The taxpayer, Murray Bakery Products, Inc., manufactures cookies in Richmond County. In 1986 the taxpayer filed an inventory tax return seeking an exemption with regard to inventory which was designated by the taxpayer as finished goods, raw materials, packaging materials and general stores. An exemption was allowed only for the inventory which the taxpayer designated as finished goods and raw materials. The taxpayer claims that the other inventory items (which are the subject of this case) are also exempt from taxation. These items are used to package and merchandise the taxpayer’s cookies. They consist of plastic trays, cellophane wrappers, caddies, cartons, cases, tapes, labels and liners. Held:

It is axiomatic that laws granting an exemption from taxation must be construed strictly in favor of the taxing authority. Rayle Elec. Membership Corp. v. Cook, 195 Ga. 734, 735 (2) (25 SE2d 574); Chilivis v. Cleveland Elec. Co., 142 Ga. App. 751, 752 (1) (236 SE2d 872). All doubts must be resolved against the taxpayer. Blackmon v. Screven County Indus. Dev. Auth., 131 Ga. App. 265, 267 (205 SE2d 497). Thus, an exemption will not be allowed unless it was clearly and distinctly intended by the legislature. Chilivis v. Marble Prods. Co., 135 Ga. App. 187 (1) (217 SE2d 441).

Under OCGA § 48-5-48.2 certain inventory may be exempt from tangible personal property taxation. Subsection (1) permits the following exemption: “Inventory of goods in the process of manufacture or production which shall include all partly finished goods and raw materials held for direct use or consumption in the ordinary course of the taxpayer’s manufacturing or production business ...” The taxpayer contends that its packaging materials are “raw materials” which are exempt under the statute. We cannot accept this contention. OCGA § 48-5-48.2 defines “raw materials” as “any material whether crude or processed that can be converted by manufacture, processing, or combination into a new and useful product. . .” In our view, the packaging materials are not “raw materials.” They are not *560converted by the taxpayer into a “new and useful product.” They merely aid the taxpayer in its marketing and distribution efforts. After all, the taxpayer produces cookies. Its raw materials are, therefore, flour, sugar and like items which are converted into cookies. Simply put, the packaging materials in question are not so converted.
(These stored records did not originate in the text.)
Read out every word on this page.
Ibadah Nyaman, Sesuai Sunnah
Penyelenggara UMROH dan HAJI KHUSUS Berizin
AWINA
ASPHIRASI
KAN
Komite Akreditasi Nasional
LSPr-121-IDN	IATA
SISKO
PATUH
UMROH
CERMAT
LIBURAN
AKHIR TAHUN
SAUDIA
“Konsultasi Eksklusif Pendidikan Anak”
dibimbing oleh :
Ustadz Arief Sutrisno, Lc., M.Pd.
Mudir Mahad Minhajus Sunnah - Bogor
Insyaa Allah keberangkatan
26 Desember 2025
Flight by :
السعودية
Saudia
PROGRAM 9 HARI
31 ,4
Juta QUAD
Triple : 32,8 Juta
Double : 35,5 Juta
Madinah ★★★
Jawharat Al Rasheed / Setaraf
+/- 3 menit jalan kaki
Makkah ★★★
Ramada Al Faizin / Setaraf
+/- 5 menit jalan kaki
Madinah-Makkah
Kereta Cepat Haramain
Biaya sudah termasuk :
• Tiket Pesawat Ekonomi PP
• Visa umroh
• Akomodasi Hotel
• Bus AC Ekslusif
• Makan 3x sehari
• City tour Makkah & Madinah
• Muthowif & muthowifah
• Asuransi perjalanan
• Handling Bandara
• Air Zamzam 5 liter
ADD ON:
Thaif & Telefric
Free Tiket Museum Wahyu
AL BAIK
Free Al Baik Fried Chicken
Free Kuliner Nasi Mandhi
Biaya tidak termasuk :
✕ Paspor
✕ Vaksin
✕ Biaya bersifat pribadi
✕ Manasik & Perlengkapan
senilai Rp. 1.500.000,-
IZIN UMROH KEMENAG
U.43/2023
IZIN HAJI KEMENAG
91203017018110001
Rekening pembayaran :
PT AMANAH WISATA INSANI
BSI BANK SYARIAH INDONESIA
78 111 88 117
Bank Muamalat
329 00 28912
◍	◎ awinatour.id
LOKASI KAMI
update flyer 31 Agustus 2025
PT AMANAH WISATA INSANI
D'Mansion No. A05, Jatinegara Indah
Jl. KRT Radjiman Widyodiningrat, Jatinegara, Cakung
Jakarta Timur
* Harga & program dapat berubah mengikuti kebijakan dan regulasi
The taxpayer asserts that it manufactures packaged cookies, not just cookies, and that, therefore, the packaging materials are a part of the taxpayer’s product. Assuming, arguendo, the taxpayer’s product is packaged cookies, we nevertheless fail to see how the packaging materials fit within the freeport exemption. In part, OCGA § 48-5-48.2 (1) provides: “The exemption provided for herein shall apply only to tangible personal property which is substantially modified, altered or changed in the ordinary course of the taxpayer’s manufacturing, processing or production operations ...” The packaging materials used by the taxpayer are not substantially changed in the production process. These packaging materials remain virtually unchanged after the taxpayer’s cookies are packaged.

The superior court did not err in holding that the inventory in question was not exempt from taxation pursuant to the freeport exemption.

Judgment affirmed.

Birdsong, C. J., Banke, P. J., Carley, Sognier and Pope, JJ., concur. Deen, P. J., Benham and Beasley, JJ., dissent.